Is Dog Face-Licking a Potential Health Risk?

A dog’s saliva doesn’t pose a health risk. However, you are advised not to allow your dog to lick a wound on your skin. The saliva is likely to moisten the wound and keep it open, allowing bacteria to thrive. This poses the risk of a potential skin infection. CDC has reported cases of dog owners who have gotten sick from the Capnocytophaga canimorsus bacteria found in cats and dogs. The bacteria are harmful to humans but harmless to them. 

Should You Allow Your Dog to Lick You?

Typically, a dog licking your face should pose a minimal health risk as long as you’re healthy and do not have a compromised immune system. If you are wary of the behavior, do not let your dog lick an open wound on your skin or mouth. The underside of your chin is a good alternative, after which you should wash your face or immediately sanitize. Hand licking is also harmless and should be followed up with cleaning your hands or sanitizing.

How to Train Your Dog to Stop Licking You

Once you have confirmed that your dog’s excessive licking isn’t due to an underlying medical problem, it may be time to handle the behavioral issue. Below are tips on how best to stop your dog from licking you.

Reward good behavior

Positive reinforcement is one of the most effective training techniques. Praise and give your dog attention whenever they are well behaved. An illustration of good behavior is, for example, when they are calmly lying beside you. This intimates that licking isn’t a good way to give them what they want or need.

Ignore them

Unintentionally, you may have reinforced licking as a way for your dog to get attention. When they lick you, get up and leave the room. This will show your dog that licking doesn’t get the attention and does the exact opposite. 
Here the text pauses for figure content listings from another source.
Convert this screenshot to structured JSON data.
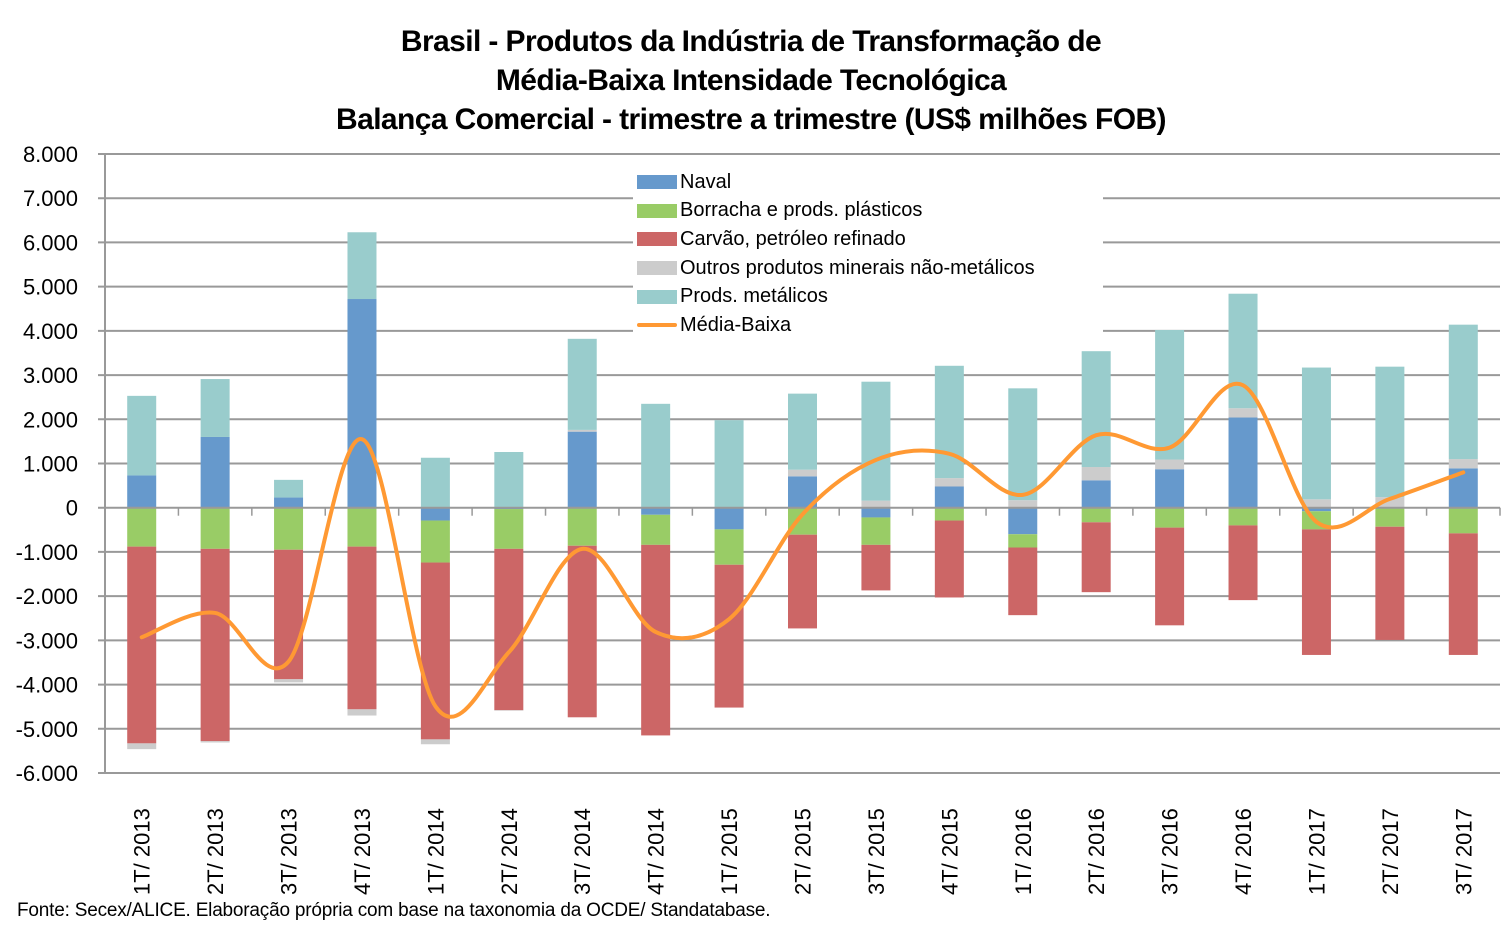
{
  "chart_data": {
    "type": "bar",
    "stacked": true,
    "title": [
      "Brasil - Produtos da Indústria de Transformação de",
      "Média-Baixa Intensidade Tecnológica",
      "Balança Comercial - trimestre a trimestre (US$ milhões FOB)"
    ],
    "xlabel": "",
    "ylabel": "",
    "ylim": [
      -6000,
      8000
    ],
    "yticks": [
      8000,
      7000,
      6000,
      5000,
      4000,
      3000,
      2000,
      1000,
      0,
      -1000,
      -2000,
      -3000,
      -4000,
      -5000,
      -6000
    ],
    "ytick_labels": [
      "8.000",
      "7.000",
      "6.000",
      "5.000",
      "4.000",
      "3.000",
      "2.000",
      "1.000",
      "0",
      "-1.000",
      "-2.000",
      "-3.000",
      "-4.000",
      "-5.000",
      "-6.000"
    ],
    "grid": true,
    "legend_position": "top-center",
    "categories": [
      "1T/ 2013",
      "2T/ 2013",
      "3T/ 2013",
      "4T/ 2013",
      "1T/ 2014",
      "2T/ 2014",
      "3T/ 2014",
      "4T/ 2014",
      "1T/ 2015",
      "2T/ 2015",
      "3T/ 2015",
      "4T/ 2015",
      "1T/ 2016",
      "2T/ 2016",
      "3T/ 2016",
      "4T/ 2016",
      "1T/ 2017",
      "2T/ 2017",
      "3T/ 2017"
    ],
    "series": [
      {
        "name": "Naval",
        "kind": "bar",
        "color": "#6699cc",
        "values": [
          730,
          1600,
          230,
          4720,
          -290,
          -30,
          1720,
          -160,
          -490,
          710,
          -220,
          480,
          -600,
          620,
          870,
          2040,
          -80,
          0,
          890
        ]
      },
      {
        "name": "Borracha e prods. plásticos",
        "kind": "bar",
        "color": "#99cc66",
        "values": [
          -880,
          -930,
          -950,
          -880,
          -950,
          -900,
          -860,
          -680,
          -800,
          -610,
          -620,
          -290,
          -300,
          -330,
          -450,
          -400,
          -410,
          -430,
          -580
        ]
      },
      {
        "name": "Carvão, petróleo refinado",
        "kind": "bar",
        "color": "#cc6666",
        "values": [
          -4450,
          -4350,
          -2930,
          -3680,
          -4000,
          -3650,
          -3880,
          -4310,
          -3230,
          -2120,
          -1030,
          -1740,
          -1530,
          -1580,
          -2210,
          -1690,
          -2840,
          -2560,
          -2750
        ]
      },
      {
        "name": "Outros produtos minerais não-metálicos",
        "kind": "bar",
        "color": "#cccccc",
        "values": [
          -130,
          -30,
          -70,
          -140,
          -110,
          -10,
          40,
          0,
          0,
          150,
          160,
          190,
          170,
          300,
          220,
          210,
          190,
          240,
          210
        ]
      },
      {
        "name": "Prods. metálicos",
        "kind": "bar",
        "color": "#99cccc",
        "values": [
          1800,
          1310,
          400,
          1510,
          1130,
          1260,
          2060,
          2350,
          1980,
          1720,
          2690,
          2540,
          2530,
          2620,
          2930,
          2590,
          2980,
          2950,
          3040
        ]
      },
      {
        "name": "Média-Baixa",
        "kind": "line",
        "smooth": true,
        "color": "#ff9933",
        "values": [
          -2930,
          -2380,
          -3480,
          1550,
          -4490,
          -3270,
          -930,
          -2810,
          -2520,
          -150,
          1080,
          1220,
          290,
          1640,
          1360,
          2770,
          -320,
          200,
          800
        ]
      }
    ],
    "footer": "Fonte: Secex/ALICE. Elaboração própria com base na taxonomia da OCDE/ Standatabase."
  }
}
When your dog starts licking you, redirect or distract them with an activity. The activity you switch to should be incompatible with licking, such as sniffing out treats or playing with an interactive puzzle. Another helpful tactic would be to teach them tricks. Repeatedly redirecting your dog will gradually reinforce that licking isn’t an acceptable behavior without having to be unnecessarily hard on your dog. 

Consistently set boundaries

It can be confusing when sometimes you let your dog lick you but not during other times. Set clear boundaries between you and your dog. It may seem hard to stop them from licking you, especially if you perceive it as affection. However, it is essential to remember that you can teach them to show affection in other ways, such as ‘speaking’ on cue or hugging. 

It is natural for your dog to lick you every now and then. A better understanding of the frequency and intensity of your dog’s licks will help you determine what your dog is feeling. If you aren’t much for dog licks, the above tips will help you discourage the behavior. If you can’t seem to manage your dog’s tendency to lick you, consult a behavioral specialist or a veterinarian.